Reactive oxygen species increase in cancer as a result of chemotherapy [36]. Please see Yang et al. for a review of this literature [36]. Zhou et al. [37] reported that in C2C12 myoblasts, that chemotherapy which leads to oxidative stress and muscle protein degradation reduced the ability of myoblasts to differentiate into mature muscle cells. The administration of the antioxidant Taurine resulted in a reduction in reactive oxygen species and improved conversion of C2C12 myoblasts into mature muscle cells under conditions of chemotherapy.

3.4.5. Anamorelin

Anamorelin is a failed FDA drug turned nutritional supplement in the United States. It is an approved drug for the treatment of cancer cachexia in Japan. It is a non-peptide growth hormone secretagogue. It added muscle mass significantly but did not improve function in Cancer Cachexia [38]. It also significantly stimulates appetite. It does have a beneficial impact on the Cancer Cachexia patient by adding muscle and stimulating appetite.

4. Conclusion

Cancer Cachexia is multifactorial problem. Cachexia afflicts 50 - 80 percent of all cancer patients and kills up to 20% of all cancer patients [39]. As such, it requires a multifactorial approach. The key areas are: 1) reduced muscle protein synthesis, 2) increased protein degradation, 3) tumor proliferation, 4) anorexia, and 5) chemotherapy induced muscle wasting [37]. Thus, likely multiple agents that address these five enemies of the cancer cachexia patient should be administered to these patients.

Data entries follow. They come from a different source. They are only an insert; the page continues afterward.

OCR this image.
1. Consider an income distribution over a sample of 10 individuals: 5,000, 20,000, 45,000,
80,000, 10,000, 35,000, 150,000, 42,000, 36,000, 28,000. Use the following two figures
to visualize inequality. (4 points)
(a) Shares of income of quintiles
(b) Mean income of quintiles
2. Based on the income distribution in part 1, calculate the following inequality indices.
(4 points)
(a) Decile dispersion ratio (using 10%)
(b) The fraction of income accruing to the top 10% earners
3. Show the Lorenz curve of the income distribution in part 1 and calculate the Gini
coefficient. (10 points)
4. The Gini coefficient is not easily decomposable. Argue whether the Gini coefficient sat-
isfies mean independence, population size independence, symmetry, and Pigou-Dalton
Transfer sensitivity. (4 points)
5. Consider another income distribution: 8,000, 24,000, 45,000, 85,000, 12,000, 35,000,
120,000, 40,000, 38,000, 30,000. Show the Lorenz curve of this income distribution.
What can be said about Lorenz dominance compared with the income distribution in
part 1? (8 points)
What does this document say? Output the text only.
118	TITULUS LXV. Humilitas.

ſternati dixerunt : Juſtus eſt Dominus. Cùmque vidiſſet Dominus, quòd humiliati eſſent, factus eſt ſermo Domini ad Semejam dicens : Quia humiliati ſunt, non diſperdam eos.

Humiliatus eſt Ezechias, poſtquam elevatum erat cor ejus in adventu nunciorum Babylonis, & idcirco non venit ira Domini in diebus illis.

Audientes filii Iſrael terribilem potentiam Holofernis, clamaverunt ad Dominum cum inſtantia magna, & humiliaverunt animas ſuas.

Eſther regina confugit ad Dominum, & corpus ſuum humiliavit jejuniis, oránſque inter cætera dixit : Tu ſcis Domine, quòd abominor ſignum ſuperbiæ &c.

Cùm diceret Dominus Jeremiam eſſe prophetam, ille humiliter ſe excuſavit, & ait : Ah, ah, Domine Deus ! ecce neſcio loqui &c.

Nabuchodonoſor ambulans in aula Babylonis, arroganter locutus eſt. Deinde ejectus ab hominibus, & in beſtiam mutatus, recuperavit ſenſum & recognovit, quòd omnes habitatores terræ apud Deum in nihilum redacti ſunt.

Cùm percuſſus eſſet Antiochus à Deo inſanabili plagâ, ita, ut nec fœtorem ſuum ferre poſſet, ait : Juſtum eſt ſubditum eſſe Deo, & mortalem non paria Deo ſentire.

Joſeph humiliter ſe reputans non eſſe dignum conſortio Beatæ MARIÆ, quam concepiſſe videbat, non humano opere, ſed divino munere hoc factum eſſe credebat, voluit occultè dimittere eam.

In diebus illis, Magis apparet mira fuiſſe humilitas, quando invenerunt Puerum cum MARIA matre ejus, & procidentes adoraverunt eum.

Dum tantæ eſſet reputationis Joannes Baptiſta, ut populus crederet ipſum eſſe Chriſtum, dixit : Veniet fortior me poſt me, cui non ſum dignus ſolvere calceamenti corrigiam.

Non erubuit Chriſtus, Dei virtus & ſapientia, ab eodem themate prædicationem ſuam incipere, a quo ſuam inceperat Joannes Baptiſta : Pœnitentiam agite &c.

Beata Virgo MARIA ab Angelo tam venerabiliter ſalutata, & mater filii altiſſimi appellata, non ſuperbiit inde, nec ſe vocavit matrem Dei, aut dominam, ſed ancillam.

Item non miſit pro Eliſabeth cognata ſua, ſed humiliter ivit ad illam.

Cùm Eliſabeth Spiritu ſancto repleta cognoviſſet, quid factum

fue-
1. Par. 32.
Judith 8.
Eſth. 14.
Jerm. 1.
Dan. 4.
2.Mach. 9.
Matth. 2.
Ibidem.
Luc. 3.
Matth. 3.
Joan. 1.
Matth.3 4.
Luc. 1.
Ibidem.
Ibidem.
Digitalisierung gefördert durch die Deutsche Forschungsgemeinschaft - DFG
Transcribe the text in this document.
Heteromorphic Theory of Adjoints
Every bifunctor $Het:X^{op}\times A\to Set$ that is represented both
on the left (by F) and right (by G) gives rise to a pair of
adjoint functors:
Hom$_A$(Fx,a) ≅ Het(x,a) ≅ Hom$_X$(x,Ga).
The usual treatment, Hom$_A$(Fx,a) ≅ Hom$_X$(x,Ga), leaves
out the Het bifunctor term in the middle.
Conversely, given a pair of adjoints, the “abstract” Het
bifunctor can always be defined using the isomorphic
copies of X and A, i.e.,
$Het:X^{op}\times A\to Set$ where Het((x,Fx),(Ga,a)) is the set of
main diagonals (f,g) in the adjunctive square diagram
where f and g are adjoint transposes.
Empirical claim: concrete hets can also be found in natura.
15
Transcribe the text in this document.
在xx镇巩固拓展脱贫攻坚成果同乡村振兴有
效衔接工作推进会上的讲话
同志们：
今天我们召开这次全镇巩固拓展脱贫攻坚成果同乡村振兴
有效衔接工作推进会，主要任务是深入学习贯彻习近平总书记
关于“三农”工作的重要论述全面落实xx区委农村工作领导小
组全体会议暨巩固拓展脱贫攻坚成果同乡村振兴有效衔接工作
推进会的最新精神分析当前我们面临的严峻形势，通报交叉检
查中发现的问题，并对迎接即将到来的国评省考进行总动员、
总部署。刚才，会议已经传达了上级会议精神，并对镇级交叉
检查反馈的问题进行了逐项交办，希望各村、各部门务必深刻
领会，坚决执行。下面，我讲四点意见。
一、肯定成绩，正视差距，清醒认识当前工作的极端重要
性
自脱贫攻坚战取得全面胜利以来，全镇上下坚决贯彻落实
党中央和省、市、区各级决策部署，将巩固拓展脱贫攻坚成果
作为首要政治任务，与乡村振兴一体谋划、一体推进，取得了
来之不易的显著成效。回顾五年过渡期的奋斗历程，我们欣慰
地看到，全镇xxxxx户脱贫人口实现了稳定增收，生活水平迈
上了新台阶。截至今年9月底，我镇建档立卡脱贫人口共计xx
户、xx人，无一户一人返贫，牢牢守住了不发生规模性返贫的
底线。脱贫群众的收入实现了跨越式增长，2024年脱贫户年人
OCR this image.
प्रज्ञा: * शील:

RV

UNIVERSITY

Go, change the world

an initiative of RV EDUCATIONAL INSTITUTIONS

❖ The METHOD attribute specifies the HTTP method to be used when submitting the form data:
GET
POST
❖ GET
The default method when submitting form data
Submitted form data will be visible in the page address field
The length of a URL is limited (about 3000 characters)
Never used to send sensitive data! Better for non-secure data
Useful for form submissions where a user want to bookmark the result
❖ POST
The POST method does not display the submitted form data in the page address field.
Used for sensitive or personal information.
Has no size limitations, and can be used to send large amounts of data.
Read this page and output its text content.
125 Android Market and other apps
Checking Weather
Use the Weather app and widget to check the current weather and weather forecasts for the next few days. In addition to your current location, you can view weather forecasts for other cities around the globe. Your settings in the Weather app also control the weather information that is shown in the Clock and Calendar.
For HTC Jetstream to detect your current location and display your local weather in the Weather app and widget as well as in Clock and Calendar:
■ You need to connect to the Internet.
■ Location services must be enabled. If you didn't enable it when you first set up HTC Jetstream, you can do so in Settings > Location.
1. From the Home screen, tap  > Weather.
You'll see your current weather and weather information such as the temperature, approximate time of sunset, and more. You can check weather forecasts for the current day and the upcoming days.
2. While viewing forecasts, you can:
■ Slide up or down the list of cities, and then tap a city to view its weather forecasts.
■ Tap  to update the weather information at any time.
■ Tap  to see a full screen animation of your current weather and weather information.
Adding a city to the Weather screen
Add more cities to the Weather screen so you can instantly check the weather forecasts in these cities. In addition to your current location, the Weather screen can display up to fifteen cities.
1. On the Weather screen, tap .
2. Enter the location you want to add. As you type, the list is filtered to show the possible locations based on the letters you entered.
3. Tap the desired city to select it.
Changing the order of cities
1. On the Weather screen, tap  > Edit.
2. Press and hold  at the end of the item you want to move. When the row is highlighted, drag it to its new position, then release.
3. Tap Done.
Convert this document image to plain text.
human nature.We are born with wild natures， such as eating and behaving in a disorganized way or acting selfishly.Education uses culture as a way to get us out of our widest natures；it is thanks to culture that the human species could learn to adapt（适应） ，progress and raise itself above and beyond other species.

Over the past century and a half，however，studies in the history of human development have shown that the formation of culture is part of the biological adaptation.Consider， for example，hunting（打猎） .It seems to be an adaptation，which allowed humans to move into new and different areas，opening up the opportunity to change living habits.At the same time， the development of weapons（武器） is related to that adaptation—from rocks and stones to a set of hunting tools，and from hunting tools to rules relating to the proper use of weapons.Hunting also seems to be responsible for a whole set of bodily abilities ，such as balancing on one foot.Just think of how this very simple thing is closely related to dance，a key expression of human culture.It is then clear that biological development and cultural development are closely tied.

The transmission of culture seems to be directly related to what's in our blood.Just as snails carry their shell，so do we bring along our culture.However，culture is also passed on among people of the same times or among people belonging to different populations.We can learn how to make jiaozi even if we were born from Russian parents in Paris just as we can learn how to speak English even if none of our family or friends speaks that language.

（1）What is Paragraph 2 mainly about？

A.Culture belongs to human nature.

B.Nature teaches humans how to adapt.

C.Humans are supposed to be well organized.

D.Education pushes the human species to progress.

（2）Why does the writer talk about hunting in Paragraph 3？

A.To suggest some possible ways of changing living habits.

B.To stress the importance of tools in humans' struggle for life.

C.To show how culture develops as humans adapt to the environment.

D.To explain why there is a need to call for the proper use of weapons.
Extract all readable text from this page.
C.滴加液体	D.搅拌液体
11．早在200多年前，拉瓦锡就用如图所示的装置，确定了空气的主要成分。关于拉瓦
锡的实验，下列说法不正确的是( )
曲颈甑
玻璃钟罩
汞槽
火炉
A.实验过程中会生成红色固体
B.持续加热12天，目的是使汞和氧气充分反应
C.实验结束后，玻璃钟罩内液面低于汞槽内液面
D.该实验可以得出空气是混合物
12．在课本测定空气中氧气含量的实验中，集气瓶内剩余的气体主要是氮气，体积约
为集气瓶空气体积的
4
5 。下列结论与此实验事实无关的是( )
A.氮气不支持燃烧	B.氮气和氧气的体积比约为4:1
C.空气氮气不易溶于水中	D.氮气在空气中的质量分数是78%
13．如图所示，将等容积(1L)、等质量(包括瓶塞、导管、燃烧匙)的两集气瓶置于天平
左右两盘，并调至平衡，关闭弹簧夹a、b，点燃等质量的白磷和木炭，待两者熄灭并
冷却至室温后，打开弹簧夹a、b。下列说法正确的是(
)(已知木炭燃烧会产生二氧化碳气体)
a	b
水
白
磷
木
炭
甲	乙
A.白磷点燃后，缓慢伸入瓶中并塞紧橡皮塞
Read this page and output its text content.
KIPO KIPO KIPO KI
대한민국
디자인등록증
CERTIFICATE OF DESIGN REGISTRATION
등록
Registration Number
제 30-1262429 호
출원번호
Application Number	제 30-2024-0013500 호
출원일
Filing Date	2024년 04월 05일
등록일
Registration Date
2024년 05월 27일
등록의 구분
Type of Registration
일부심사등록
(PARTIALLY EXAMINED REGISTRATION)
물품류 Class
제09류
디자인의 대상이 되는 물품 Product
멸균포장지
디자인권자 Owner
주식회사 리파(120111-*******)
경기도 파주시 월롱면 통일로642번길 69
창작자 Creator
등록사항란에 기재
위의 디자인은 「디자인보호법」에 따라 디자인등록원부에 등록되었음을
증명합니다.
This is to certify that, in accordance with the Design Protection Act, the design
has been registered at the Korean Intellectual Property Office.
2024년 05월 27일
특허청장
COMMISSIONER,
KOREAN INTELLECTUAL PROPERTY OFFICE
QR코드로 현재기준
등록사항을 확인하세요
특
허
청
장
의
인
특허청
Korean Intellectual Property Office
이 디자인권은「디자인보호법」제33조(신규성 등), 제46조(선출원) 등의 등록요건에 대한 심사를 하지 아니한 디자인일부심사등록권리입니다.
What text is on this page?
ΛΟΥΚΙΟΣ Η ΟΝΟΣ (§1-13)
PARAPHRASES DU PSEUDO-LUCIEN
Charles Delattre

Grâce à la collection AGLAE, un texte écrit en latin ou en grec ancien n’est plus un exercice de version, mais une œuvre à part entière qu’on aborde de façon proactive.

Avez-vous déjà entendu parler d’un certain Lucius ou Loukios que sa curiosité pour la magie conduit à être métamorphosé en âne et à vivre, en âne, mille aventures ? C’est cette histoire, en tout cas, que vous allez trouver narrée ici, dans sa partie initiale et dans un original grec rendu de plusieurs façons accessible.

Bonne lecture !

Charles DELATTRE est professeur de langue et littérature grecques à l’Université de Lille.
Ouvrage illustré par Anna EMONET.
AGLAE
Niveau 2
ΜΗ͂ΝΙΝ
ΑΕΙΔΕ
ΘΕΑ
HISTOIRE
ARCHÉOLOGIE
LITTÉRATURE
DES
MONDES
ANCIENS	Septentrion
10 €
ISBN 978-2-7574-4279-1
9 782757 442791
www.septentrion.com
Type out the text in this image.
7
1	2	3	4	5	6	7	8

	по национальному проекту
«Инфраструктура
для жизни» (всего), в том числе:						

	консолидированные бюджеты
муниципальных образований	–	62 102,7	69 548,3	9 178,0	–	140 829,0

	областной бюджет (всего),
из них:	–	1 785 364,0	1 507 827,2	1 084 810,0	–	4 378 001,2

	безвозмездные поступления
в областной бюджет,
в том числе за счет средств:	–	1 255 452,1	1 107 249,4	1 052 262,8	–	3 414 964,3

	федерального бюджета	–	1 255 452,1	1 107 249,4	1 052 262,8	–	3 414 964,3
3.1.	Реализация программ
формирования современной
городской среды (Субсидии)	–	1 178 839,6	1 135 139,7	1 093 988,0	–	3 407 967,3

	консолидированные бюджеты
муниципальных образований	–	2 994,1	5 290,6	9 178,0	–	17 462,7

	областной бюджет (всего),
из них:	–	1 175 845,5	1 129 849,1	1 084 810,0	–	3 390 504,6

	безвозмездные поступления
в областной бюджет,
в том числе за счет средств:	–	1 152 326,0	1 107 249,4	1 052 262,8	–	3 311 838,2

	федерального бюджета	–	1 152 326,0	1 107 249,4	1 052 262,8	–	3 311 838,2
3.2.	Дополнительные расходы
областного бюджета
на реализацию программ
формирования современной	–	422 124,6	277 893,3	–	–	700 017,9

First, therapies which stimulate muscle protein synthesis (leucine for example), inhibit muscle protein degradation (curcumin appears relevant here), antagonizes TLR-4 induced cytokine production (such as amitriptyline), and stimulates appetite (anamorelin discussed in this review and megestrol acetate reviewed in a recent review of the literature [31] ) should be administered. Taurine appears efficacious against reactive oxygen species liberation from chemotherapy [38]. Utilizing agents to affect these five areas and fine tuning their dosage and length of treatment (possibly using them intermittently to attenuate acclimation to these agents) will prolong and potentially save lives and improve quality of life. Some of these therapies for example taurine administration should negate some of the serious side effects of chemotherapy (reactive oxygen species liberation) [39].

Conflicts of Interest

The authors declare no conflicts of interest.